10 Isotonic Exercises And Their Benefits

Isotonic Exercises

Isotonic means equal tension. Isotonic exercise is a program of exercises to increase muscular strength and power by lifting a constant amount of weight at variable speeds. This exercise doesn’t have joint movement about the joint but develops tension in the muscles to support load. It is usually performed by body builders to build muscles in specific areas of the body. The muscle cells will enlarge and increase the amount of weight they can pull. These exercises are also used to improve bone density. The bone tissues become stronger and denser by performing these exercises. All these benefits make isotonic exercises an important part of any exercise plan.

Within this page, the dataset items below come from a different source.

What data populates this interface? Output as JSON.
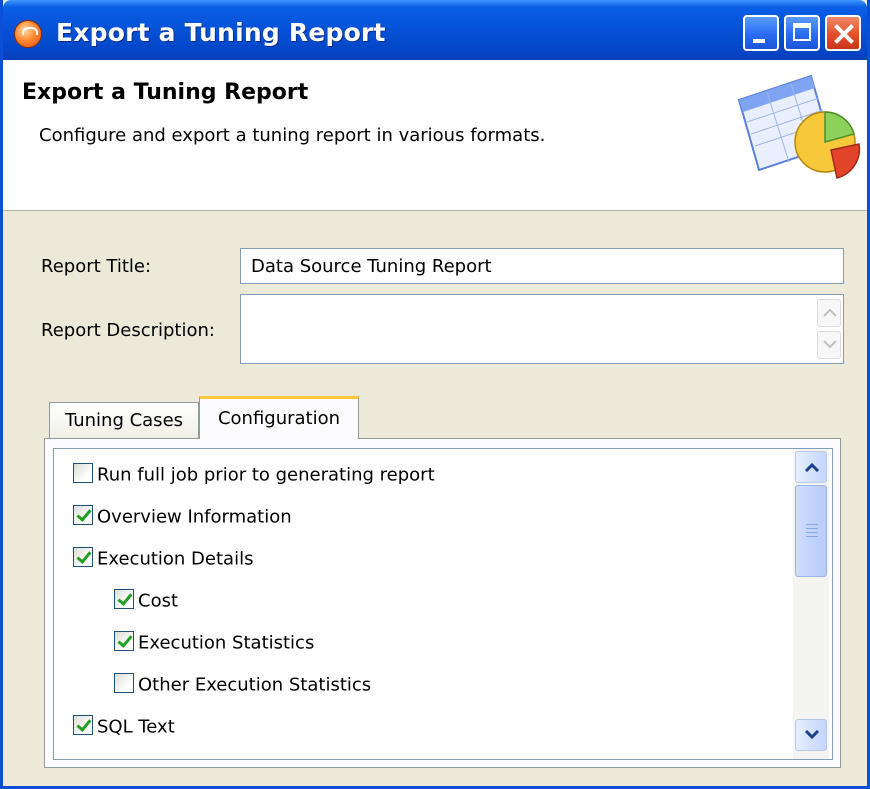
{
  "window": {
    "title": "Export a Tuning Report"
  },
  "header": {
    "title": "Export a Tuning Report",
    "subtitle": "Configure and export a tuning report in various formats."
  },
  "form": {
    "report_title_label": "Report Title:",
    "report_title_value": "Data Source Tuning Report",
    "report_description_label": "Report Description:",
    "report_description_value": ""
  },
  "tabs": [
    {
      "label": "Tuning Cases",
      "active": false
    },
    {
      "label": "Configuration",
      "active": true
    }
  ],
  "options": [
    {
      "label": "Run full job prior to generating report",
      "checked": false,
      "level": 0
    },
    {
      "label": "Overview Information",
      "checked": true,
      "level": 0
    },
    {
      "label": "Execution Details",
      "checked": true,
      "level": 0
    },
    {
      "label": "Cost",
      "checked": true,
      "level": 1
    },
    {
      "label": "Execution Statistics",
      "checked": true,
      "level": 1
    },
    {
      "label": "Other Execution Statistics",
      "checked": false,
      "level": 1
    },
    {
      "label": "SQL Text",
      "checked": true,
      "level": 0
    }
  ],
  "icons": {
    "app": "app-icon",
    "header_graphic": "report-chart-icon",
    "minimize": "minimize-icon",
    "maximize": "maximize-icon",
    "close": "close-icon"
  },
  "colors": {
    "titlebar": "#0553d8",
    "close": "#e2502a",
    "check": "#21a121",
    "active_tab_accent": "#ffc83c"
  }
}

Isotonic Exercises Provide Great Benefits To The Body. Some Of The Isotonic Exercises Are Mentioned Below:

Squats:

Stand straight with your feet hip distance apart and arms down by the side. Lower your back as far as you can by pushing hips back and bending your knees and pushing the body weight into the heels. Raise your arms in the front as you lower down for keeping the balance. It is important to keep a neutral spine.

Benefits:

These give a complete exercise to the body. They help in improving blood circulation, building muscles throughout the body, burn fat and lose weight.

Squats

Planks:

Get into a push up position on the floor and rest your weight on the elbows. Check that your body should be in a straight line and hold it without lifting the spine for as long as you are comfortable in that position. Try and increase the time slowly.

Benefits:

The plank helps developing muscles in the core, shoulders, arms and glutes. It is a great workout for the abs. it also helps in improving the flexibility and reducing the back pain.

Planks

Cycling:

This is used to strengthen the abdominal as well as the calf muscles. It is a fun way of exercising and works best when done regularly.

Benefits:

It improves the muscle strength and cardiovascular fitness. It also helps improve flexibility and is considered as low impact exercise. It also decreases the stress levels and decreases the body fat.

Cycling

Dumbbell Curls:

It is one of the basic and popular exercise one can perform using weights. Stand straight with feet hip distance. Hold a dumbbell by your sides bend your elbow and slowly bring them close to your chest. Breathe in as you lower the dumbbells and breathe out as you lift them up. Make sure you do not arch your back while lifting the dumbbells up. You can also perform this exercise while sitting. Increase the repetitions without causing strain on the joints.

Benefits:

It is considered as one of the best exercises in building muscles of the biceps.

Dumbbell Curls

Lunges:

Keep your body straight and relax your shoulders. Step forward with one leg, lowering your hips till knees are bent at an angle of 90 degree. Make sure your bent knee doesn’t touch the floor. We can find a lot of variations in performing lunges for example you can do bicep curls along with lunges, perform reverse lunges. It is important to do this exercise without any muscle strain.

Benefits:

It helps to shape your lower body, increase muscle tissues, develop core strength, and increase flexibility.

Lunges

Crunches:

It is very important to maintain proper form while performing crunches. Lie on your back with your knees bent and maintain feet hip distance apart. Place your hands behind the head and lift your head, neck and shoulders off the floor. Hold for a moment and slowly get back to the initial position.

Benefits:

These are great for building the abs. they work on the core and help in reducing the belly fat. Increase in the repetitions will help building the muscles quickly. They do not require any equipment and can be performed anywhere.

Crunches

Barbell Curls:

Stand up straight while holding a barbell at shoulder grip width. Curl the weights forward while contracting the biceps as you breathe out. Stay in the contacted position for as long as you can and release the position.

Benefits:

These are pulling exercises that work on your biceps. They can also work on the triceps. This exercise when coupled with other isotonic exercises provide great workout for the whole body.

Barbell Curls

Pushups:

Place your hands firmly the ground under the shoulders. Lift the toes and maintain a firm balance. Tighten your abs and slowly lower your body till the chest grazes the floor. Stay in the position for as long as you can and come back to the initial position.

Benefits:

They help improve your muscle endurance and work great for the upper body and increase the functional strength of the body.

Pushups

Weight Training:

It is a type of strength training that uses different weights and provides stress to the muscles which makes them strong. There are lot of variations in weight training such as they can be performed with free weights, or by using weight machines.

Benefits:

It helps in reducing the fat content in the body. It helps the body to fight against osteoporosis and promotes better health.

Weight Training

Stairs Climbing:

It may sound silly but stair climbing has the potential of burning more calories per minute than jogging. It delivers great benefits such as improves cardiovascular fitness, prevents weight gain, protects us against high blood pressure and improves bone density.